Reactive oxygen species, kinase signaling, and redox regulation of epigenetics

Abstract

Reactive oxygen species (ROS) cause alterations in the cellular redox status (GSH/GSSG ratio) and hence activate various kinase signaling pathways, redox sensitive transcription factors (NF-κB and AP-1), and chromatin modification enzymes leading to increased pro-inflammatory and immunological responses. Chromatin modification enzymes include histone acetyltransferases (HATs), histone and non-histone deacetylases (HDACs, sirtuins), histone methyltransferases (HMTs) and histone demethylases (HDMs).

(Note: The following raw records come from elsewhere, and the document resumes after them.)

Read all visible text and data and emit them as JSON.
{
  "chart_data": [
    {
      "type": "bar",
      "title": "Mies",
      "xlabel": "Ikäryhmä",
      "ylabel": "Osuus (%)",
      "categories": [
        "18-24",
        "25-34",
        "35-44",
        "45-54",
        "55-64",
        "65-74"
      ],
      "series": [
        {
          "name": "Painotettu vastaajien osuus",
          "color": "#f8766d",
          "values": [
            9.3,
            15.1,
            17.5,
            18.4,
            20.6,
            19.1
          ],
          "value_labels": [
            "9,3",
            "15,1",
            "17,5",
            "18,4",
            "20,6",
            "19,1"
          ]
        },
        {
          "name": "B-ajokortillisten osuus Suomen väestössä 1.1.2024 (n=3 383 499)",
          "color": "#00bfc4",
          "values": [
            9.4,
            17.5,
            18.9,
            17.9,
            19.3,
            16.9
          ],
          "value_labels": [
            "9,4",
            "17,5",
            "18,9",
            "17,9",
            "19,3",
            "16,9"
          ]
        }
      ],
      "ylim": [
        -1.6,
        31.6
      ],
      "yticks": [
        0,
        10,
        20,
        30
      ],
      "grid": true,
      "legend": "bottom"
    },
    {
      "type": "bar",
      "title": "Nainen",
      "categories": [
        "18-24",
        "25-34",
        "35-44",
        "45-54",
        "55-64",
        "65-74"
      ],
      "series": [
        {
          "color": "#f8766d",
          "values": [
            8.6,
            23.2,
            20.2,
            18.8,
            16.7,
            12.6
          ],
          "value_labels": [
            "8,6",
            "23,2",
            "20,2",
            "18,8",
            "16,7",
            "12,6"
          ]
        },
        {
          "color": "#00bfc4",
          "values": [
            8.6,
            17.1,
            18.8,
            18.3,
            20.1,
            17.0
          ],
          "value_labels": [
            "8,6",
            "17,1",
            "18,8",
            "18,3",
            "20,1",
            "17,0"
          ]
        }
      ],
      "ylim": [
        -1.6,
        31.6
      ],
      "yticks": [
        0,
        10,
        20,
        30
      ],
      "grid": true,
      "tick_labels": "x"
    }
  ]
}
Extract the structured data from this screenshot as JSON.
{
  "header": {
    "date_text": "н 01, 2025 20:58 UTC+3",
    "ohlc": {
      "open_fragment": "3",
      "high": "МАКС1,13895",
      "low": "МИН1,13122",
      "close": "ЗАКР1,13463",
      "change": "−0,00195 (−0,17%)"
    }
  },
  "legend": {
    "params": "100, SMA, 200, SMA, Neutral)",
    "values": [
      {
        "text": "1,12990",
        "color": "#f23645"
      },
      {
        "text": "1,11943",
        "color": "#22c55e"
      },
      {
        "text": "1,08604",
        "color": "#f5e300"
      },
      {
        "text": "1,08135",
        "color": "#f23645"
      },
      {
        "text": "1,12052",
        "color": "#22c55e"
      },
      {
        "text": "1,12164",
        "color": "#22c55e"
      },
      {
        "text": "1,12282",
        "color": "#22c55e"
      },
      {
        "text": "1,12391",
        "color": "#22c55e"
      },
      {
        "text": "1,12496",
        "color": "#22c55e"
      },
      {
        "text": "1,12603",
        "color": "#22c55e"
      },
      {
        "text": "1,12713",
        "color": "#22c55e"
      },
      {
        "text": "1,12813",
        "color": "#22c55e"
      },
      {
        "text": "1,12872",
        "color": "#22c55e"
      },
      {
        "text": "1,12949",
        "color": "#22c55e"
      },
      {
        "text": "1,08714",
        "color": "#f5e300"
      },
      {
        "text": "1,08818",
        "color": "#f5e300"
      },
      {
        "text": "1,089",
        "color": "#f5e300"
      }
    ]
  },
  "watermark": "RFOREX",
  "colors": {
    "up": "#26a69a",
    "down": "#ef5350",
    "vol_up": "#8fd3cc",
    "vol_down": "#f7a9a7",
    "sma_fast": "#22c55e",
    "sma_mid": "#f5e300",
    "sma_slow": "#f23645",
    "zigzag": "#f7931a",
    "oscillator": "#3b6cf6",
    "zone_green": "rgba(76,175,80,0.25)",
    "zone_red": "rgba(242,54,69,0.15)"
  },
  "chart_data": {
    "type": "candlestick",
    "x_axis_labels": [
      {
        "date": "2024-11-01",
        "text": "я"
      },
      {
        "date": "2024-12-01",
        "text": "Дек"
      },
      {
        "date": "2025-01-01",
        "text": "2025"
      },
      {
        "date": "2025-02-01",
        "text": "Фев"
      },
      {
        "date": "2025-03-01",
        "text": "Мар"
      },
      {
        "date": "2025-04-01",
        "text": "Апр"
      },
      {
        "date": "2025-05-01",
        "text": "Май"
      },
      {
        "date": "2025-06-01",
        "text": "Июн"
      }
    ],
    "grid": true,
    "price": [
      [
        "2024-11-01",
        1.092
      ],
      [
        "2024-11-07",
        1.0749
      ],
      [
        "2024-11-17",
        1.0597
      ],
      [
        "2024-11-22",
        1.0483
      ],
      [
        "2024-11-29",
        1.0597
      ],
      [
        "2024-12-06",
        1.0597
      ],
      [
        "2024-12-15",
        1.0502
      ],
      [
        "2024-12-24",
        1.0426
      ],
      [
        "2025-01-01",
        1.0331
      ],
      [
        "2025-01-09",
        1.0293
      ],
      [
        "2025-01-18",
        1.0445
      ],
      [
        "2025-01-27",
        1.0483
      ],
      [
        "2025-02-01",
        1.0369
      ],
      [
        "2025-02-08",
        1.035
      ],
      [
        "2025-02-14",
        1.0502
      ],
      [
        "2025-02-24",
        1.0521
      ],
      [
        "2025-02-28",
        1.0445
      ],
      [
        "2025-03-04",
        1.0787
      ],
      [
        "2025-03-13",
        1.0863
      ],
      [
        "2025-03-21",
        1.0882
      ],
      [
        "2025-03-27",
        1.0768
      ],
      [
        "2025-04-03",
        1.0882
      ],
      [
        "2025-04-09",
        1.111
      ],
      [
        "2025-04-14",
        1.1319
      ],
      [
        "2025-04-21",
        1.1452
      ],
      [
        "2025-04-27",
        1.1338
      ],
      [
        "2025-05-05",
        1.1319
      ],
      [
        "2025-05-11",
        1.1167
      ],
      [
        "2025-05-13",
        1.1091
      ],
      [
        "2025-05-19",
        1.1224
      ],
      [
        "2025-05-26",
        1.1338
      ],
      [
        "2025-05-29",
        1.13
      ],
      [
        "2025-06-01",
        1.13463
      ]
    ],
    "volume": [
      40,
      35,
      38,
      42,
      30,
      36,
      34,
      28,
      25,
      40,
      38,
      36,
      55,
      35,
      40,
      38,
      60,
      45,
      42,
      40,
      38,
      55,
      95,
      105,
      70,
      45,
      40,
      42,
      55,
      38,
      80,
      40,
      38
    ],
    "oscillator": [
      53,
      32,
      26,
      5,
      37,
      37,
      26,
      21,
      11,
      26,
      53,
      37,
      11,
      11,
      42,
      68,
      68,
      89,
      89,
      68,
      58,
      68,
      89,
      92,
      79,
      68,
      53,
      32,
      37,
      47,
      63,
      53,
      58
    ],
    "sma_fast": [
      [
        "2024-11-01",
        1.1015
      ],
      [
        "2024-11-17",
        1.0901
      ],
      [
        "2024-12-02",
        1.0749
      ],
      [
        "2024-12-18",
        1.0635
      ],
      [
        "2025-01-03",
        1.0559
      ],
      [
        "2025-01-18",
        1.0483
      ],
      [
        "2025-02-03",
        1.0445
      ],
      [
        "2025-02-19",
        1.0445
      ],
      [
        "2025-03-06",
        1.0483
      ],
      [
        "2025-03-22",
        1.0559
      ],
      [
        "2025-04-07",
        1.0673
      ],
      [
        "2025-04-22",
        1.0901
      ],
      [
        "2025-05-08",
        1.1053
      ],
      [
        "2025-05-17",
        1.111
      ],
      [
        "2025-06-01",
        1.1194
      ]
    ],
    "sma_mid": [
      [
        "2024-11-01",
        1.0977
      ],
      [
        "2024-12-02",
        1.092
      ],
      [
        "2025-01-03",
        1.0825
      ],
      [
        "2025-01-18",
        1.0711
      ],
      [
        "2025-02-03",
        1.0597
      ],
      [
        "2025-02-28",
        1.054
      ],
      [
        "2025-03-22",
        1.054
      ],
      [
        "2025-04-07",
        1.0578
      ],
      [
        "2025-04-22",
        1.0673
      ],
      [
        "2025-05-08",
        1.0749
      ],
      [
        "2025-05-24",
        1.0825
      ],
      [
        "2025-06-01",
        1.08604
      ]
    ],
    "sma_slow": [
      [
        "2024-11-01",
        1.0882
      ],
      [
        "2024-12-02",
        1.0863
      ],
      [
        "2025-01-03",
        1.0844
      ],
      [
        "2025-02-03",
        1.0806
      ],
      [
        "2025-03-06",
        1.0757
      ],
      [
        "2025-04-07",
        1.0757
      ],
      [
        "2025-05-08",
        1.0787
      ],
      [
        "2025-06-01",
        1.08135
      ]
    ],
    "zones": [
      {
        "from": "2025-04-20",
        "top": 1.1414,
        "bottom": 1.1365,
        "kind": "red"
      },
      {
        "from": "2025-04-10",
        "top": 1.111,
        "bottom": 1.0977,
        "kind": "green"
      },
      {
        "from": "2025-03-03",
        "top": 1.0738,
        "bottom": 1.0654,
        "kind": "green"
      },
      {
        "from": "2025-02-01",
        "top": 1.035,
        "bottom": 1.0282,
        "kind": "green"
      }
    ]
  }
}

Activation of these enzymes results in transcriptional gene activation/repression. Histone methyltransferases are enzymes that dynamically cause histone mono-, di- or tri-methylation at lysine residues, which either result in gene activation (H3K4, H3K36, and H3K79) or repression (H3K9, H3K27, and H3K20). Histone demethylases catalyze the removal of methyl groups from lysine or arginine residue of histones, hence regulating gene expression. Recent evidences have indicated that oxidative stress and environmental agents can alter nuclear histone acetylation/deacetylation/methylation, allowing access for transcription factor DNA binding and leading to enhanced pro-inflammatory gene expression. Cross-talks between histone modifications and DNA methylation also occur during inflammation. Understanding the mechanisms of ROS and redox epigenetic regulation via stress signaling kinases, redox sensitive transcription factors, the balance between histone acetylation/deacetylation and histone methylation/demethylation may lead to the development of novel therapies based on epigenetics against chronic inflammatory diseases, and cancer.